SPINE DEFORMITY, cilt.10, sa.5, ss.1055-1062, 2022 (ESCI) identifier identifier identifier

  • Yayın Türü: Makale / Tam Makale
  • Cilt numarası: 10 Sayı: 5
  • Basım Tarihi: 2022
  • Doi Numarası: 10.1007/s43390-022-00509-5
  • Dergi Adı: SPINE DEFORMITY
  • Derginin Tarandığı İndeksler: Emerging Sources Citation Index (ESCI), Scopus, EMBASE, MEDLINE
  • Sayfa Sayıları: ss.1055-1062
  • Anahtar Kelimeler: SRS-22, Patient-reported outcome, Factor analysis, Language versions, AIS, QUALITY-OF-LIFE, ASSESSMENT INSTRUMENT, IDIOPATHIC SCOLIOSIS, SPANISH VERSION, RELIABILITY
  • Acıbadem Mehmet Ali Aydınlar Üniversitesi Adresli: Evet

Özet

Purpose In patients with adult spinal deformity, it was previously shown that 16 of the non-management items of the SRS-instrument showed a better fit to the theoretical four-factor model (pain, function, self-image, mental health) than did all 20 items. Whether the same phenomenon is observed in data from younger (< 20y) patients, for whom the questionnaire was originally designed, is not currently known. Methods Confirmatory factor analysis was used to evaluate the factor structure of the 20 non-management items of the SRS-instrument completed by 3618 young patients with spinal deformity (75.5% female; mean age, 15.0 +/- 2.0 years) and of its equivalence across language versions (2713 English-speaking, 270 Spanish, 264 German, 223 Italian, and 148 French).

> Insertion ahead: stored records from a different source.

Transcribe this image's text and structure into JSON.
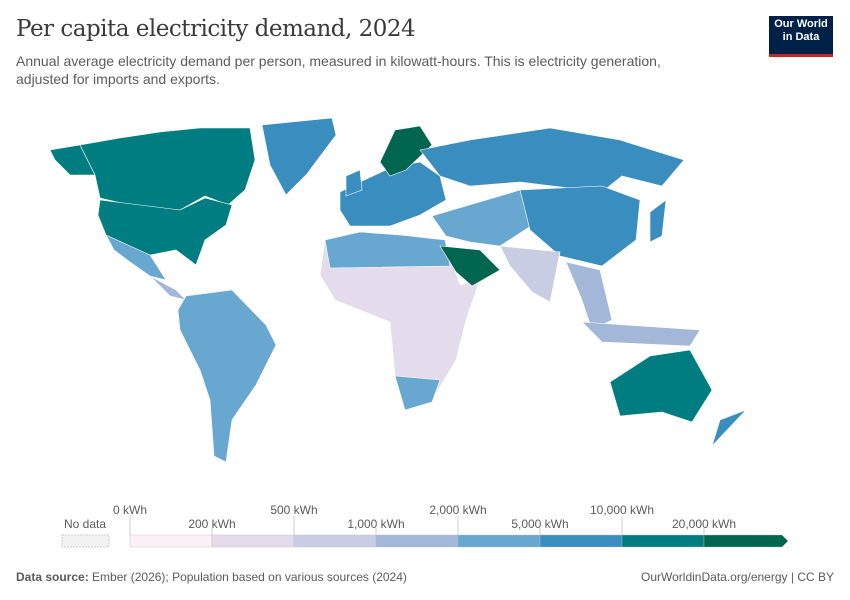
{
  "header": {
    "title": "Per capita electricity demand, 2024",
    "subtitle": "Annual average electricity demand per person, measured in kilowatt-hours. This is electricity generation, adjusted for imports and exports.",
    "logo_line1": "Our World",
    "logo_line2": "in Data"
  },
  "legend": {
    "no_data_label": "No data",
    "no_data_color": "#f2f2f2",
    "ticks": [
      "0 kWh",
      "200 kWh",
      "500 kWh",
      "1,000 kWh",
      "2,000 kWh",
      "5,000 kWh",
      "10,000 kWh",
      "20,000 kWh"
    ],
    "colors": [
      "#fcf0f7",
      "#e4dcec",
      "#c9cde4",
      "#a3b8d8",
      "#68a8d0",
      "#3a8ebf",
      "#007d80",
      "#00664f"
    ]
  },
  "map_data": {
    "canada": 6,
    "usa": 6,
    "alaska": 6,
    "mexico": 4,
    "central-america": 3,
    "greenland": 5,
    "south-america": 4,
    "africa": 1,
    "north-africa": 4,
    "south-africa": 4,
    "europe": 5,
    "uk": 5,
    "nordics": 7,
    "russia": 5,
    "middle-east-central-asia": 4,
    "saudi-arabia": 7,
    "china": 5,
    "india": 2,
    "southeast-asia": 3,
    "indonesia": 3,
    "japan": 5,
    "australia": 6,
    "new-zealand": 5
  },
  "footer": {
    "source_label": "Data source:",
    "source_text": "Ember (2026); Population based on various sources (2024)",
    "credit": "OurWorldinData.org/energy | CC BY"
  }
}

The root mean square error of approximation (RMSEA) and comparative fit index (CFI) indicated model fit. Results Compared with the 20-item version, the 16-item solution significantly increased the fit (p < 0.001) across all language versions, to achieve good model fit (CFI = 0.96, RMSEA = 0.06). For both 16-item and 20-item models, equivalence across languages was not reached, with some items showing weaker item-loading for some languages, in particular German and French. Conclusion In patients with adolescent idiopathic scoliosis, the shorter 16-item version showed a better fit to the intended 4-factor structure of the SRS-instrument. The wording of some of the items, and/or their equivalence across language versions, may need to be addressed. Questionnaire completion can be a burden for patients; if a shorter, more structurally valid version is available, its use should be encouraged.